If you’re in the process of establishing your small business, train yourself to think like a business owner. Putting aside marketing and networking, consider the small details and practice basic daily habits erring on the side of caution. This is especially important if you have office staff or outside contractors who provide their service off business hours such as cleaning or elevator maintenance. Protect your office and its contents as you would your home with your personal belongings.

If your location has a busy common area where passers-by can easily enter your space, be cautious of leaving laptops unattended. Remember to secure blank checks, file away bank and credit card statements, have your accounting programs password protected, lock up personnel information, and shut down your computers before leaving for the evening.

These simple steps will not only save you thousands of dollars and provide security to your staff, they’ll also prevent countless sleepless nights.
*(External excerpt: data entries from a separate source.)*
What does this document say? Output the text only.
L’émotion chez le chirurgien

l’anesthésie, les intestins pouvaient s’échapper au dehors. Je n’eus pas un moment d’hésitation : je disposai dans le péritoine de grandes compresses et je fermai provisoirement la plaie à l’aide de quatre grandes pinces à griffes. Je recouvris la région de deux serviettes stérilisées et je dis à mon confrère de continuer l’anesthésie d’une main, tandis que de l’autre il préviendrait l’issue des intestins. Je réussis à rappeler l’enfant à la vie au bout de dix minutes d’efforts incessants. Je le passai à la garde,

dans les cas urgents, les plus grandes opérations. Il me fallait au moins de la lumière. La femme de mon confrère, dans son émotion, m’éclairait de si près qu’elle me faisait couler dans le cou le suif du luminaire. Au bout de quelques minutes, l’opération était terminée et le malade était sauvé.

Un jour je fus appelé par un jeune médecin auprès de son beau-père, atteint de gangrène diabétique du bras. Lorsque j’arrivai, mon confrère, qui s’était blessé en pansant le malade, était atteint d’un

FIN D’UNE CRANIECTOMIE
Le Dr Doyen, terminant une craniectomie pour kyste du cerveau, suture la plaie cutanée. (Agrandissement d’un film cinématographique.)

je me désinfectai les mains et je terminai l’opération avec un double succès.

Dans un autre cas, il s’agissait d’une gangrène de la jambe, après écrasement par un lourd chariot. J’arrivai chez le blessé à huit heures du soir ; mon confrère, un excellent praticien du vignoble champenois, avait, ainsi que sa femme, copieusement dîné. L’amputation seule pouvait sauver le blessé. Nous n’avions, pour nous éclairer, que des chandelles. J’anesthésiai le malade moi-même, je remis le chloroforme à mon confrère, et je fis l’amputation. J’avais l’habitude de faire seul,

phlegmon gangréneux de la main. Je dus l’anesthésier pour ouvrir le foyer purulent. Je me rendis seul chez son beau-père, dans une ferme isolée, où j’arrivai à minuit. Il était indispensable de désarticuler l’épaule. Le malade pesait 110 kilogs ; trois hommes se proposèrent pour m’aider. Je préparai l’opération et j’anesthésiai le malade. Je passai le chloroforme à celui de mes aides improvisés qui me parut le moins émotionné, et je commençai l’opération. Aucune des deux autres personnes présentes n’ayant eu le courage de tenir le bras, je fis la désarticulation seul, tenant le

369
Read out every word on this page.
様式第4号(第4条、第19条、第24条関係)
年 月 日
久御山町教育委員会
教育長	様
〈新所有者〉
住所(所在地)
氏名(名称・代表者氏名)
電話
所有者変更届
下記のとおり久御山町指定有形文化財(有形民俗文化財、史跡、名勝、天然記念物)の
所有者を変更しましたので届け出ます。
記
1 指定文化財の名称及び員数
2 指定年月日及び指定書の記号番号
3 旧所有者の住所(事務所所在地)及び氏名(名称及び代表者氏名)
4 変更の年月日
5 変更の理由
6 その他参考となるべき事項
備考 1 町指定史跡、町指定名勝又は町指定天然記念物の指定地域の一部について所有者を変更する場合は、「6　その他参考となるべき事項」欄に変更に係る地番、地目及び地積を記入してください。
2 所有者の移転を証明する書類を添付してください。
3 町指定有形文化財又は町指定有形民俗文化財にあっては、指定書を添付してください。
Bank Reconciliations – Keeping Your Cash Flowing

A stack of untouched bank statements on the corner of a desk buried in a “pending” file not only keeps one ill-informed of cash activity but also fails to keep financial statements current. If you run your business on a cash basis with minimal bookkeeping such as opting out of entering bills and processing customer invoices, the problem complicates issues further.

Relying on cash disbursements to allocate expenses and recording deposits directly to an income account rather than accounts receivable is all the more reason to promptly process bank reconciliations and its importance shouldn’t be underestimated. Human error, omitted transactions due to forgetfulness, unrecorded bank fees, and the rare bank error will throw off your check register and create future problems in your daily activities.

Data entry on a daily basis is recommended. However, if you save up your data entry tasks on a monthly basis relying on bank statements to record cash transactions, be diligent in this task. Keeping bank reconciliations up-to-date will provide an accurate analysis of your financial statements and knowing your current cash availability will empower you to make good business decisions. Lastly, you’ll protect your credit and possibly save a small fortune in bank fees to boot.

Off the Payroll – Quick Tip

Many sole proprietors and small business owners choose to pay themselves off the payroll. When making drawings from your company or receiving compensation in the form of a payment from a client, accounting for income tax deductions is often overlooked. Falling behind with bookkeeping or failing to file proper paperwork with federal and state tax agencies is easy to do when busy schedules don’t allow for processing of these tasks.

To avoid accruing penalties and interest on unpaid taxes, estimated state (if applicable) and federal income taxes need to be paid on a quarterly basis and filed with the appropriate form. By adhering to the designated due dates and staying up-to-date throughout the year, annual tax liabilities will be kept at a minimum.

The end result – no surprises and less stress in the following year.